The East Village is always a good place to find cute little boutiques with one-of-a-kind apparel. One hidden gem is Sohung Designs, a store on Ninth Street and Second Avenue that opened in September 2008.
The store carries clothes and accessories by seven designers, but only one of them is named Sohung Tong, a 36-year-old designer who launched his eponymous label in 2001, and later opened the Sohung Designs boutique with other designers whom he worked with previously in Edge NY NoHo on Bleecker Street.
Being a fashion designer wasn’t always Tong’s dream. In fact, he had planned on becoming a painter when he moved from Hong Kong to New York in 1991. He began working in different garment factories, where he learned, literally, how to sew buttons onto pieces of clothing.

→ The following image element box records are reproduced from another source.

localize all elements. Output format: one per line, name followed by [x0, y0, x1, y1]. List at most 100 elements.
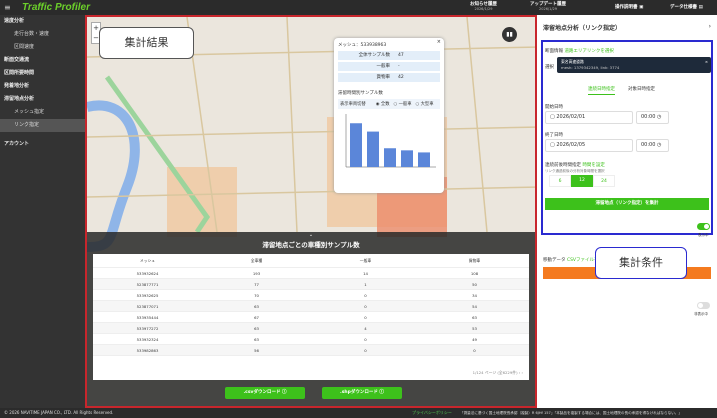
panel-collapse-icon[interactable]: ›	[709, 23, 711, 30]
chip-close-icon[interactable]: ×	[705, 59, 708, 64]
table-cell: 533932625	[136, 293, 159, 298]
footer: © 2026 NAVITIME JAPAN CO., LTD. All Righ…	[0, 408, 717, 418]
chart-bar	[401, 150, 413, 167]
logo: Traffic Profiler	[22, 2, 90, 13]
table-cell: 63	[254, 326, 259, 331]
results-panel: ⌄ 滞留地点ごとの車種別サンプル数 メッシュ 全車種 一般車 貨物車 53393262…	[87, 232, 535, 406]
menu-icon[interactable]: ≡	[4, 3, 11, 12]
table-cell: 70	[254, 293, 259, 298]
map[interactable]: + − ▮▮ × メッシュ：533938963 全体サンプル数 47 一般車 - 貨物車…	[85, 15, 537, 408]
aggregate-button[interactable]: 滞留地点（リンク指定）を集計	[545, 198, 709, 210]
range-setting-link[interactable]: 時間を設定	[582, 163, 605, 168]
sidebar-item[interactable]: 走行台数・速度	[0, 28, 85, 41]
condition-box: 断面情報 道路エリアリンクを選択 選択 東名高速道路 mesh: 13793423…	[541, 40, 713, 235]
hour-option-6[interactable]: 6	[549, 175, 571, 187]
table-cell: 14	[363, 271, 368, 276]
column-header[interactable]: メッシュ	[93, 254, 202, 267]
table-cell: 0	[364, 337, 367, 342]
collapse-chevron-icon[interactable]: ⌄	[87, 232, 535, 238]
end-date-input[interactable]: ▢ 2026/02/05	[545, 139, 633, 152]
news-history[interactable]: お知らせ履歴 2026/1/29	[470, 2, 497, 12]
table-row: 533935444 67 0 63	[93, 312, 529, 323]
table-cell: 0	[364, 348, 367, 353]
column-header[interactable]: 一般車	[311, 254, 420, 267]
privacy-link[interactable]: プライバシーポリシー	[412, 408, 452, 418]
start-date-input[interactable]: ▢ 2026/02/01	[545, 111, 633, 124]
chart-bar	[384, 148, 396, 167]
popup-close-icon[interactable]: ×	[437, 39, 441, 45]
table-cell: 0	[473, 348, 476, 353]
dwell-time-chart	[345, 114, 436, 168]
end-time-input[interactable]: 00:00 ◷	[636, 139, 669, 152]
table-row: 533932624 193 14 108	[93, 268, 529, 279]
table-cell: 63	[254, 304, 259, 309]
select-link[interactable]: 道路エリアリンクを選択	[564, 49, 614, 54]
table-cell: 54	[472, 304, 477, 309]
sidebar-item[interactable]: 滞留地点分析	[0, 93, 85, 106]
popup-mesh-id: メッシュ：533938963	[338, 43, 387, 48]
table-cell: 533935444	[136, 315, 159, 320]
chart-bar	[367, 131, 379, 167]
sidebar-item[interactable]: メッシュ指定	[0, 106, 85, 119]
hour-option-24[interactable]: 24	[593, 175, 615, 187]
display-toggle-on[interactable]	[697, 223, 710, 230]
popup-stat-row: 一般車 -	[338, 62, 440, 71]
sidebar-item[interactable]: 発着地分析	[0, 80, 85, 93]
vehicle-switch-label: 表示車両切替	[340, 102, 366, 107]
table-row: 533977272 63 4 53	[93, 323, 529, 334]
sidebar-item[interactable]: 区間所要時間	[0, 67, 85, 80]
start-time-input[interactable]: 00:00 ◷	[636, 111, 669, 124]
table-cell: 53	[472, 326, 477, 331]
popup-stat-row: 貨物車 42	[338, 73, 440, 82]
sidebar-item[interactable]: 速度分析	[0, 15, 85, 28]
tab-target[interactable]: 対象日時指定	[628, 86, 655, 92]
layer-toggle-button[interactable]: ▮▮	[502, 27, 517, 42]
results-callout: 集計結果	[99, 27, 194, 59]
table-cell: 0	[364, 315, 367, 320]
shp-download-button[interactable]: .shpダウンロード ⓘ	[322, 387, 402, 399]
chart-bar	[418, 152, 430, 167]
table-row: 523877771 77 1 50	[93, 279, 529, 290]
manual-link[interactable]: 操作説明書 ▣	[615, 5, 643, 10]
popup-stat-row: 全体サンプル数 47	[338, 51, 440, 60]
chart-bar	[350, 123, 362, 167]
table-cell: 63	[472, 315, 477, 320]
table-cell: 49	[472, 337, 477, 342]
table-cell: 533932324	[136, 337, 159, 342]
column-header[interactable]: 全車種	[202, 254, 311, 267]
table-row: 533932625 70 0 34	[93, 290, 529, 301]
table-cell: 533982863	[136, 348, 159, 353]
sidebar-item[interactable]: 断面交通流	[0, 54, 85, 67]
mesh-popup: × メッシュ：533938963 全体サンプル数 47 一般車 - 貨物車 42 滞留時間…	[334, 38, 444, 193]
column-header[interactable]: 貨物車	[420, 254, 529, 267]
table-cell: 4	[364, 326, 367, 331]
popup-chart-title: 滞留時間別サンプル数	[338, 91, 383, 96]
update-history[interactable]: アップデート履歴 2026/1/29	[530, 2, 566, 12]
table-cell: 34	[472, 293, 477, 298]
table-cell: 56	[254, 348, 259, 353]
table-cell: 523877771	[136, 282, 159, 287]
hour-option-12[interactable]: 12	[571, 175, 593, 187]
table-cell: 1	[364, 282, 367, 287]
results-table: メッシュ 全車種 一般車 貨物車 533932624 193 14 108 523877771…	[93, 254, 529, 380]
table-cell: 67	[254, 315, 259, 320]
panel-title: 滞留地点分析（リンク指定）	[543, 25, 622, 32]
csv-download-button[interactable]: .csvダウンロード ⓘ	[225, 387, 305, 399]
table-cell: 193	[252, 271, 261, 276]
pagination[interactable]: 1/124 ページ (全6229件) ‹ ›	[473, 370, 523, 376]
sidebar-item[interactable]: 区間速度	[0, 41, 85, 54]
sidebar: 速度分析 走行台数・速度 区間速度 断面交通流 区間所要時間 発着地分析 滞留地点分析 メッシ…	[0, 15, 85, 408]
table-cell: 523877071	[136, 304, 159, 309]
condition-panel: 滞留地点分析（リンク指定） › 断面情報 道路エリアリンクを選択 選択 東名高速…	[537, 15, 717, 408]
sidebar-item[interactable]: リンク指定	[0, 119, 85, 132]
spec-link[interactable]: データ仕様書 ▤	[670, 5, 703, 10]
radio-large[interactable]: ○ 大型車	[416, 101, 434, 107]
table-cell: 533932624	[136, 271, 159, 276]
radio-general[interactable]: ○ 一般車	[394, 101, 412, 107]
tab-continuous[interactable]: 連続日時指定	[588, 86, 615, 95]
top-bar: ≡ Traffic Profiler お知らせ履歴 2026/1/29 アップデー…	[0, 0, 717, 15]
table-cell: 50	[472, 282, 477, 287]
display-toggle-off[interactable]	[697, 302, 710, 309]
sidebar-item[interactable]: アカウント	[0, 138, 85, 151]
radio-all[interactable]: ◉ 全数	[376, 101, 390, 107]
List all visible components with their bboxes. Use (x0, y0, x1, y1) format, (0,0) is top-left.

It was among these painstaking stitches that Tong realized his aspiration laid not with paintbrushes and canvases, but with needles, threads, and fabrics.
“Fashion is an art form, just a different way to do art,” he said.
A Parsons graduate, Tong distinguishes his clothes with crazy whorls of heavy zippers and conceives intricate ruched dresses. Most of them are black, the favorite color of all New York designers, and also the best-selling color, Tong said. There are silk tops with bold summery stripes that seem perfect for a beach getaway as well as long evening gowns that are exquisitely designed and crafted. Tong’s signature, the striking silver zipper spirals, crawls all over sweatshirts (for men) and ponchos (for women). There also is one raven wool coat with leaf-like pieces of cloth draped all over, which might very likely turn the coat wearer into a romantic and trendy nomad.
Contrary to his funky and edgy garments, Tong himself is very reserved and quiet. When asked what part of his multicultural background influenced his designs the most, he sheepishly laughed, “I don’t know.” It is an interesting contrast between a designer and his work — for someone whose clothes are so powerful and in-your-face, he is actually shy and timid, as if all he has to say, his clothes say it for him.
Tong draws inspiration from British and Japanese fashion icons, such as Alexander McQueen, Vivienne Westwood, and Yohji Yamamoto. But mainly, his muse is the fabric.
“When I get the fabric, I usually like to drape it on the mannequin, so you don’t know how it’s going to come out,” Tong said. “It’s always the last minute [that you] see how the fabric comes out.”
As a New York-based designer, Tong actually pays no attention to fellow couturiers.
“Sometimes if you want to follow the trend, you need to see what other designers are doing, you’re going to follow…then you’ll create something similar to theirs,” he said. “But I don’t follow the trend. I like different stuff, different ideas.”
Apparently, for someone like Tong who does his own thing and tries to stay out of the mainstream, the recession hits, but not too hard.
“… We usually depend more on the tourists. I have a tourist customer from London. We have tourist customers from different areas,” Tong said. “Usually when they come back to New York, they would come looking for me.”
The Europeans love Sohung Designs, and next time when they travel to New York, they will find that Tong’s next collection, fall/winter 2009, is entirely different from what he’s done before — he is forsaking the usual zippers, and embracing a new element, buttons. He’s also getting ready for his debut at the Queens Fashion Week in Long Island City this coming fall. Like the designer said, “I want my stuff to be more forward,” not just in an aesthetic sense, but also in his career path. Sohung Designs is moving ahead, and it will very likely be a good second half of year 2009 for Tong.